プカプカ浮かんでいるようだが、手足は動かせない。
…… 私は、どうなったのだろう。
記憶はしっかりしているようだ。
最も遠い記憶は、3歳頃。
当時流行っていた宇宙戦隊の真似をして塀から飛び降り、怪我をした。
痛かった上に怒られて納得いかなかったものだが…… あれは私を心配したからこそ、と思える程度には大人になっているようだ。
そうだ、私は何の変哲もないブラック企業のサラリーマンで、ひたすら妻子のために働く日々だったはずだ。
今日は珍しく健康診断で、病院に来ている。確か最新の機器でストレス値を測るとかで、昔のCTスキャンのような機械の中に横たわっていたような。

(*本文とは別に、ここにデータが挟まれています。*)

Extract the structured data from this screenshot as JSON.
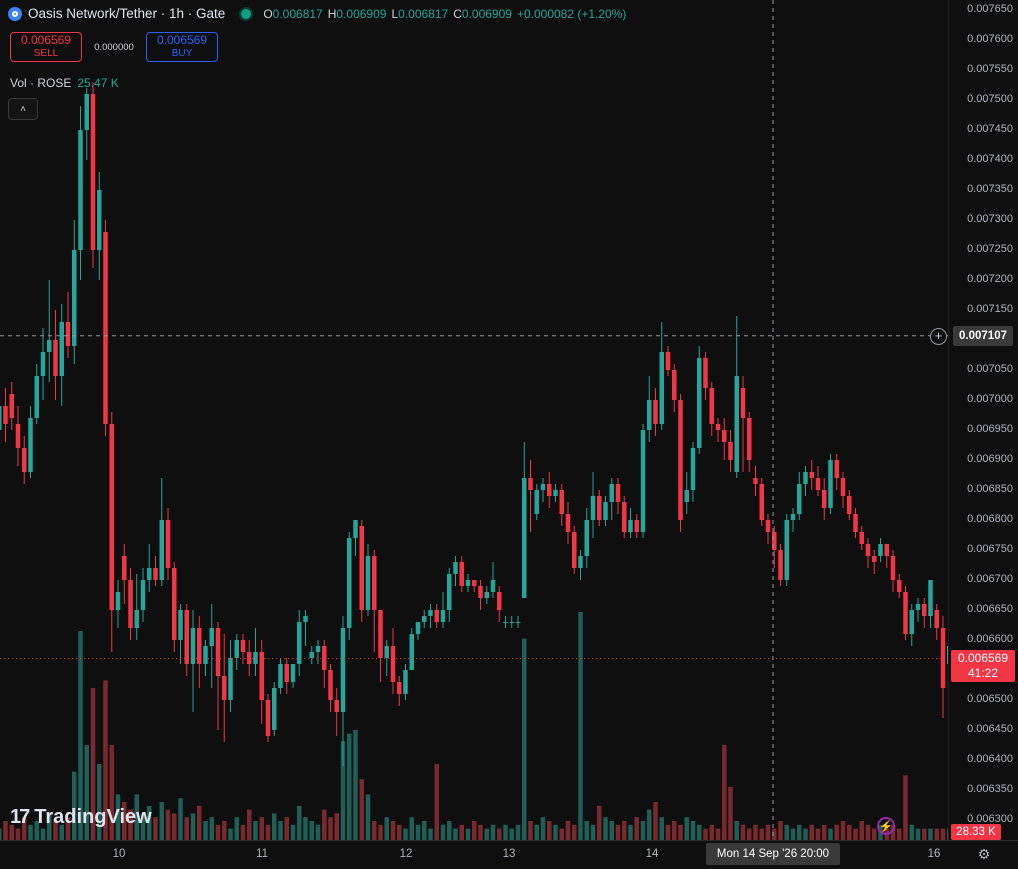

その時流れていた、心落ち着く音楽は聞こえない…… ということは、私は眠ってしまっているのだろう。
最近疲れているからな。
測定が終わるまで、もう一眠りしてもいい。
目覚めることはやめて、私はゆったりと星を眺める。
…… 宇宙か。
昔、憧れたな。
…… あれ。
でも宇宙の中なら、なぜ星が瞬くのだろう…… ああ、夢だからか。
そうだ、ここを星の森と名付けよう。
きっと私は今、この星の森の主…… 動いたら、美しい森を壊してしまうから動けない、何か大きな生き物…… そうだな、ドラゴンにでもなっているのだろう。
星の森のドラゴン。
星が瞬き、時が過ぎ行くのをただ眺める…… 静かに、静かに。
…… 時々眠って見る夢では、私は相変わらず働いている。
何日も会社に泊まり込む。
帰宅すれば、妻が子供を連れて実家に行ってる。
すぐには迎えに行く元気がなくて、泥のように眠る……
目覚めればまた、美しいが変化のない星の森。
夢の中は大変なことになっている。
妻子を迎えに行く車の運転中、不意にかかる衝撃。自分が乗ってる筈の車が、追突されて横転する映像が見える……。
目覚めた時まず見えたのは、心配そうな妻と子の顔。
そして医師の顔。
「健康診断は……」
いや、まだ夢の続きなのか。
「その健康診断の折から記憶を移し始めた培養脳を移植したんです。事故で脳死状態でしたから」
培養脳モニター契約、良いタイミングでしたね、と医師が言う。
「無事で良かった……」
妻子が涙ぐむ。
しかし本当に、私の妻子だろうか。